Shah is one of some 13,000 low-income workers in Pakistan signed on to the Naya Jeevan program. It was founded in 2007 by surgeon-turned-social entrepreneur Asher Hasan and began operating in Pakistan last summer.

"In Pakistan, privileged people can afford their care," Dr. Hasan explains. "The poor, who work alongside the rich, were just excluded from the system."

Hasan left a successful career in the United States to return to Pakistan, where he had spent his formative years, on a mission to provide affordable health care to low-income workers.

He lived a "clichéd life," he says, with a résumé that includes an MBA from New York University, research work at Harvard Medical School, and a stint as a senior executive at a California-based pharmaceutical company.

"I knew there was much more I could be doing in Pakistan," Hasan says.

By working with insurance companies to spread risk across clusters of low-income workers, who typically earn less than $200 a month, Naya Jeevan opens up high-quality health care to a segment of the population that couldn't afford it before.

Each participant pays in about $1.80 per month.
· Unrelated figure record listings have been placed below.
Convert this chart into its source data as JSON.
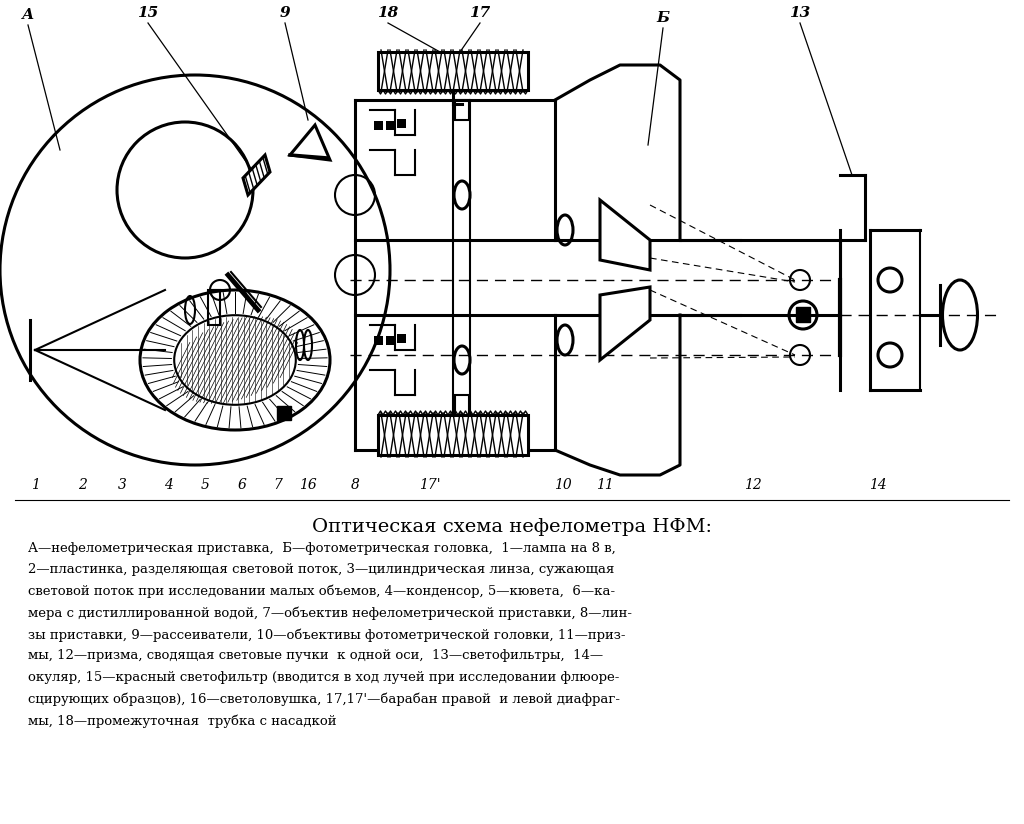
{
  "title": "Оптическая схема нефелометра НФМ:",
  "caption_lines": [
    "А—нефелометрическая приставка,  Б—фотометрическая головка,  1—лампа на 8 в,",
    "2—пластинка, разделяющая световой поток, 3—цилиндрическая линза, сужающая",
    "световой поток при исследовании малых объемов, 4—конденсор, 5—кювета,  6—ка-",
    "мера с дистиллированной водой, 7—объектив нефелометрической приставки, 8—лин-",
    "зы приставки, 9—рассеиватели, 10—объективы фотометрической головки, 11—приз-",
    "мы, 12—призма, сводящая световые пучки  к одной оси,  13—светофильтры,  14—",
    "окуляр, 15—красный светофильтр (вводится в ход лучей при исследовании флюоре-",
    "сцирующих образцов), 16—светоловушка, 17,17'—барабан правой  и левой диафраг-",
    "мы, 18—промежуточная  трубка с насадкой"
  ],
  "bg_color": "#ffffff",
  "fg_color": "#000000"
}
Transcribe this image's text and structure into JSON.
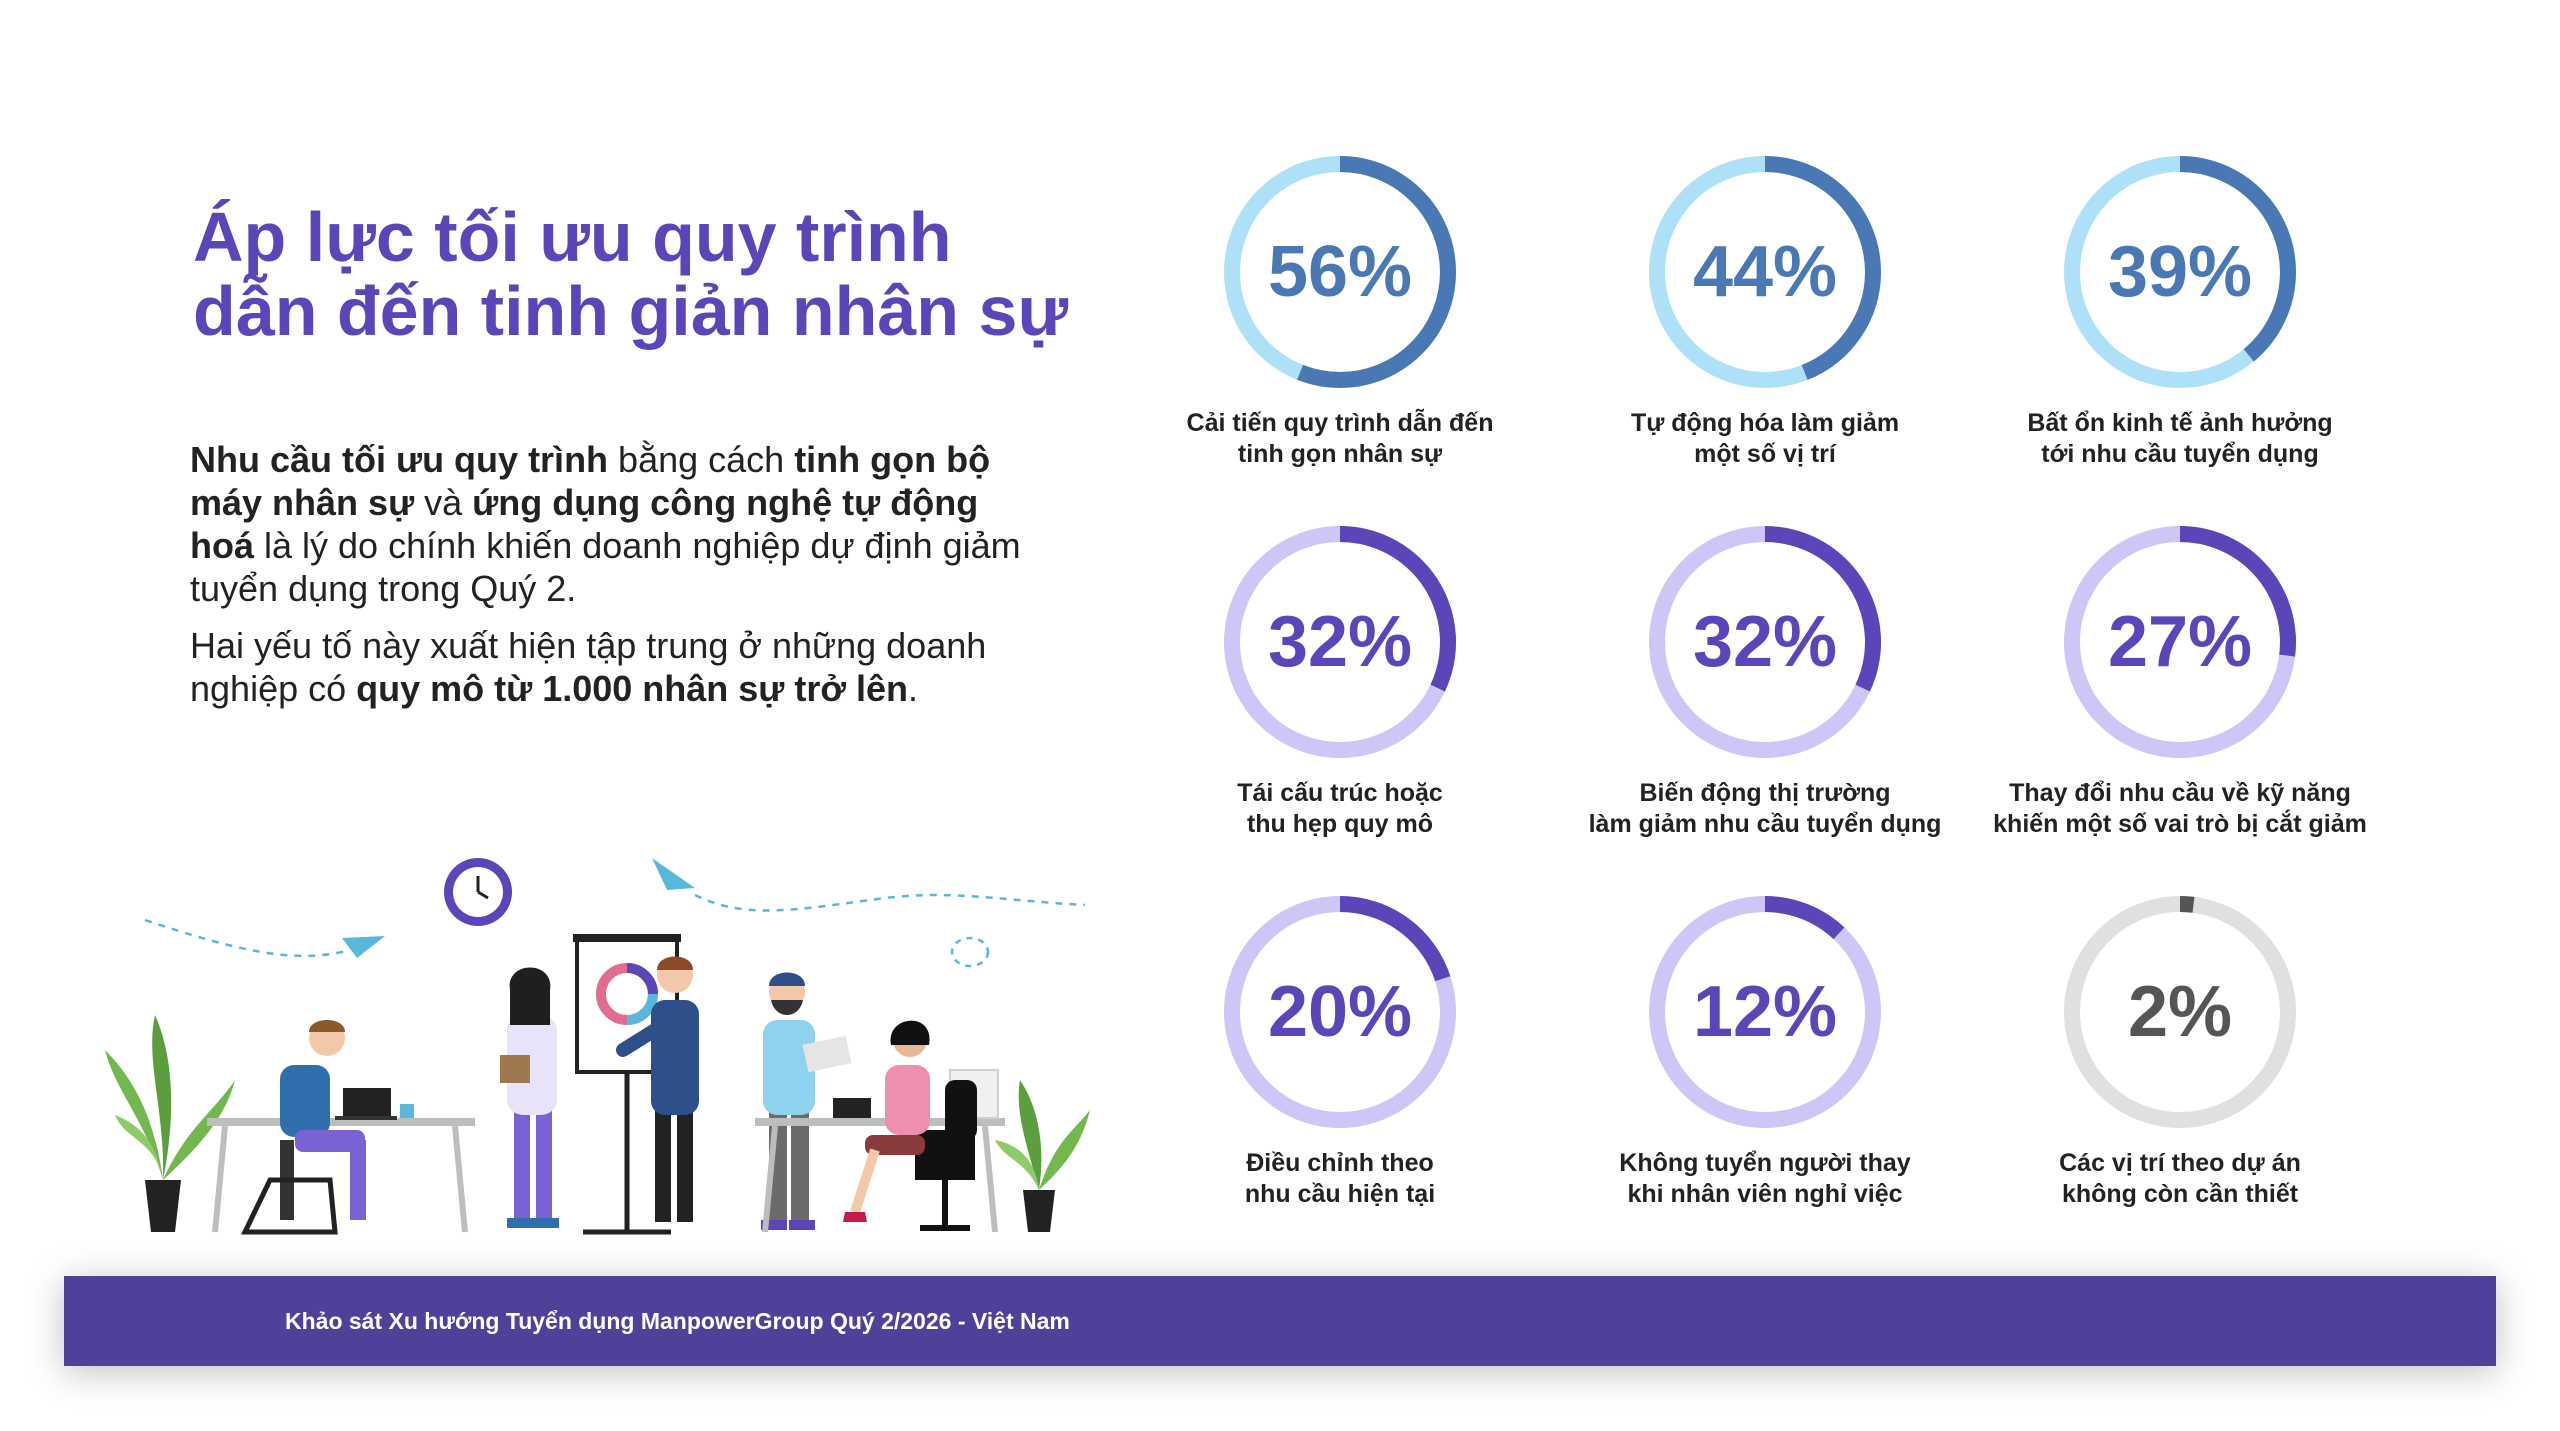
{
  "title_lines": [
    "Áp lực tối ưu quy trình",
    "dẫn đến tinh giản nhân sự"
  ],
  "intro": {
    "p1": [
      {
        "text": "Nhu cầu tối ưu quy trình",
        "bold": true
      },
      {
        "text": " bằng cách ",
        "bold": false
      },
      {
        "text": "tinh gọn bộ máy nhân sự",
        "bold": true
      },
      {
        "text": " và ",
        "bold": false
      },
      {
        "text": "ứng dụng công nghệ tự động hoá",
        "bold": true
      },
      {
        "text": " là lý do chính khiến doanh nghiệp dự định giảm tuyển dụng trong Quý 2.",
        "bold": false
      }
    ],
    "p2": [
      {
        "text": "Hai yếu tố này xuất hiện tập trung ở những doanh nghiệp có ",
        "bold": false
      },
      {
        "text": "quy mô từ 1.000 nhân sự trở lên",
        "bold": true
      },
      {
        "text": ".",
        "bold": false
      }
    ]
  },
  "colors": {
    "title": "#5b45b8",
    "blue_arc": "#4a78b5",
    "blue_track": "#aee0f7",
    "blue_text": "#4a78b5",
    "purple_arc": "#5b45b8",
    "purple_track": "#cdc6f7",
    "purple_text": "#5b45b8",
    "gray_arc": "#555555",
    "gray_track": "#e0e0e0",
    "gray_text": "#555555",
    "footer_bg": "#51409a"
  },
  "chart_data": {
    "type": "donut-grid",
    "unit": "%",
    "items": [
      {
        "value": 56,
        "display": "56%",
        "label_lines": [
          "Cải tiến quy trình dẫn đến",
          "tinh gọn nhân sự"
        ],
        "theme": "blue"
      },
      {
        "value": 44,
        "display": "44%",
        "label_lines": [
          "Tự động hóa làm giảm",
          "một số vị trí"
        ],
        "theme": "blue"
      },
      {
        "value": 39,
        "display": "39%",
        "label_lines": [
          "Bất ổn kinh tế ảnh hưởng",
          "tới nhu cầu tuyển dụng"
        ],
        "theme": "blue"
      },
      {
        "value": 32,
        "display": "32%",
        "label_lines": [
          "Tái cấu trúc hoặc",
          "thu hẹp quy mô"
        ],
        "theme": "purple"
      },
      {
        "value": 32,
        "display": "32%",
        "label_lines": [
          "Biến động thị trường",
          "làm giảm nhu cầu tuyển dụng"
        ],
        "theme": "purple"
      },
      {
        "value": 27,
        "display": "27%",
        "label_lines": [
          "Thay đổi nhu cầu về kỹ năng",
          "khiến một số vai trò bị cắt giảm"
        ],
        "theme": "purple"
      },
      {
        "value": 20,
        "display": "20%",
        "label_lines": [
          "Điều chỉnh theo",
          "nhu cầu hiện tại"
        ],
        "theme": "purple"
      },
      {
        "value": 12,
        "display": "12%",
        "label_lines": [
          "Không tuyển người thay",
          "khi nhân viên nghỉ việc"
        ],
        "theme": "purple"
      },
      {
        "value": 2,
        "display": "2%",
        "label_lines": [
          "Các vị trí theo dự án",
          "không còn cần thiết"
        ],
        "theme": "gray"
      }
    ]
  },
  "footer": {
    "text": "Khảo sát Xu hướng Tuyển dụng ManpowerGroup Quý 2/2026 - Việt Nam"
  }
}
The maximum catastrophic payout is $1,800 per year – the average cost of heart bypass surgery at a good private hospital in Pakistan, Hasan says.

That low monthly premium, which he calculates as roughly 2.1 percent of the monthly income of the working poor, as well as the absence of deductibles and copayments, is "commendable," says Farasat Bokhari, a Pakistani-American health economist at King's College in London.

"More impressive is the fact that they have contracts with a large number of private hospitals, which are presumably of higher quality compared with the public hospitals, which are severely underfunded," Mr. Bokhari says.